Godspeed, Charlton Heston.


One of my favorite movies when I was a boy was "Planet of the Apes." Actually, I was a fan of the entire series - I used to love it when WABC (Channel 7 in New York) would run "Planet of the Apes" week on their 4:30 movie (anyone remember the 4:30 movie? Here's the intro: http://www.youtube.com/watch?v=2es-lfRSDOI)

So, it's with great sadness that we note the passing of Charlton Heston - fighter for conservative causes, champion of individual rights, and actor in a number of my favorite films.

I'd never seen "The Omega Man" until a few years ago, but it remains high on my list of favorite campy 70s movies. Yes, I do like those post-apocalyptic forays (Road Warrior, The Postman, The Stand, etc) - and Heston's "Robert Neville" is an intellectual zombie-slayer of the highest order (played very differently, but no less-admiringly, by Will Smith in the recent remake).

Heston's earnest, optimistic, anti-luddite Neville could be thought of as an allegorical representation of modern conservatism, pushing hard against the forces trying to undo centuries of progress. Perhaps he's the ultimate "rugged individualist"?

In any case, if you haven't seen "The Omega Man" - do so. Here's the trailer:

http://www.youtube.com/watch?v=peBRjWl9CRA


Safe travel, Mr. Heston.

Wednesday, April 02, 2008

Defending America's Right To Be Free

I promised a big announcement late last week.

Here it is:

After 6 years, I'm leaving NFIB at the end of this week. Yes, it's true. Some of you have heard the rumors, other have heard it directly from me. It's been a wonderful run, but a great opportunity was presented to me, and I simply can't pass it up.

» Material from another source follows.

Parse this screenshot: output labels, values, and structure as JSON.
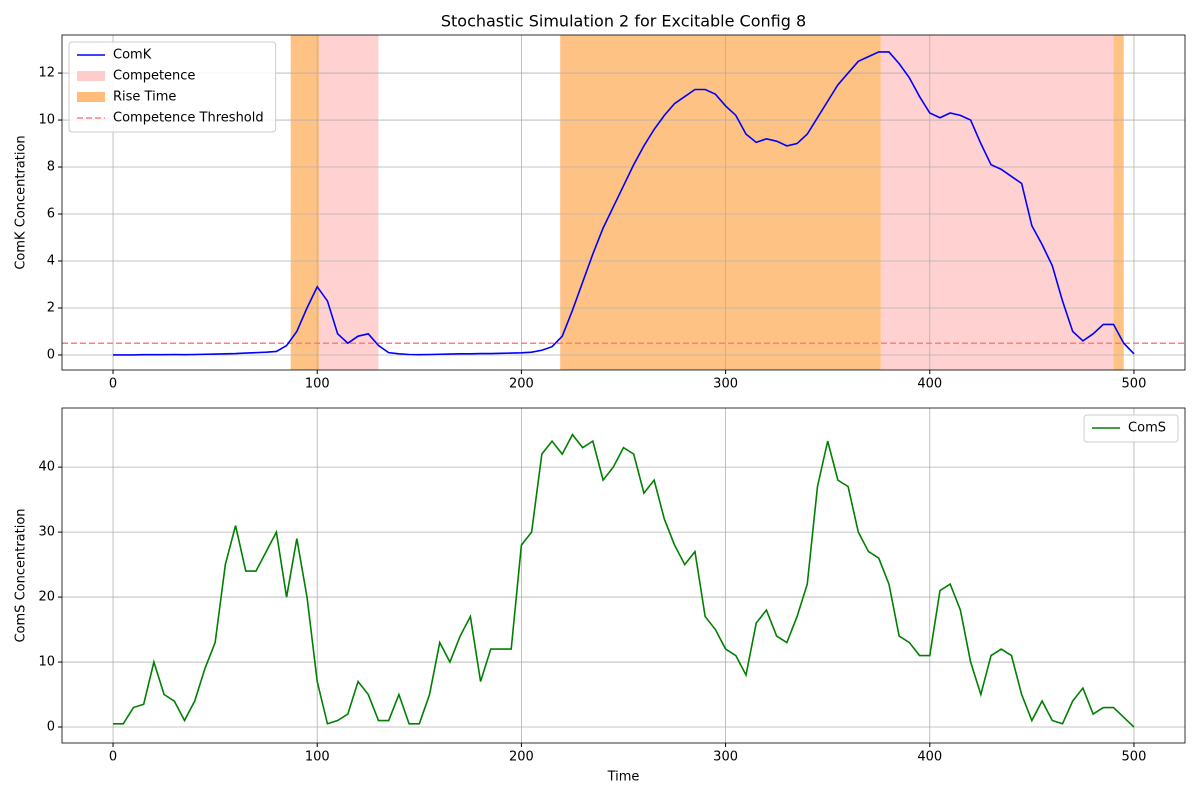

Jason Wright, founder of an organization called the Institute for Liberty, approached me a little while ago, along with my old friend, Kerri Houston. Jason, who has written a number of books (one of which is being turned into a movie), was cycling out of IFL, and Kerri had shared with him some of my thoughts about needed entities in the policy world. So we sat down and chatted, and Jason asked me if I would like to take over as President of IFL.

How could I not?

IFL has, up until now, been largely focused on tech policy. We're going to be refocusing and rebranding the organization, dealing with what I call the "petty tyrannies" of government: the little things that add up to very big things over all, and impede, frustrate, and kill small businesses in America. IFL will be about the intersection, mostly, of federal executive branch policy and small business and entrepreneurship, building on the work that I have been doing for the last 6 years at NFIB. It is a perspective that is very much needed in this community, and I hope to lend it.

For those of you who know me, you know that I have relished my job at NFIB. Fighting on behalf of America's small businesses at NFIB is a real passion for me. At IFL, I will carry on that work, dealing with a wide variety of issues, including what I call the "incremental nature" of regulation, something few, if any, are talking about.


Here is a mock-up of the logo. We're still tinkering with it. The motto is right up in the title: defending America's right to be free. We're also working on a website rebuild. If you want to see what we have right now, the url is http://www.instituteforliberty.org

What's great is that I can get back to, in my guise as President of the Institute for Liberty, of updating my blog on a regular basis (you'll notice, by the way, that while we're still langrrr.blogspot.com, I have changed the blog title to "Langer's Liberty Blog". That was a conscious decision.).

I'm also writing a book, "The War on Small Business" (and looking for great stories from real small businesses).

So that's what's been happening. To me, this is a big change. I've loved my time at NFIB, but am really excited about the challenges of running this organization.

And I look forward to sharing a lot of it with you.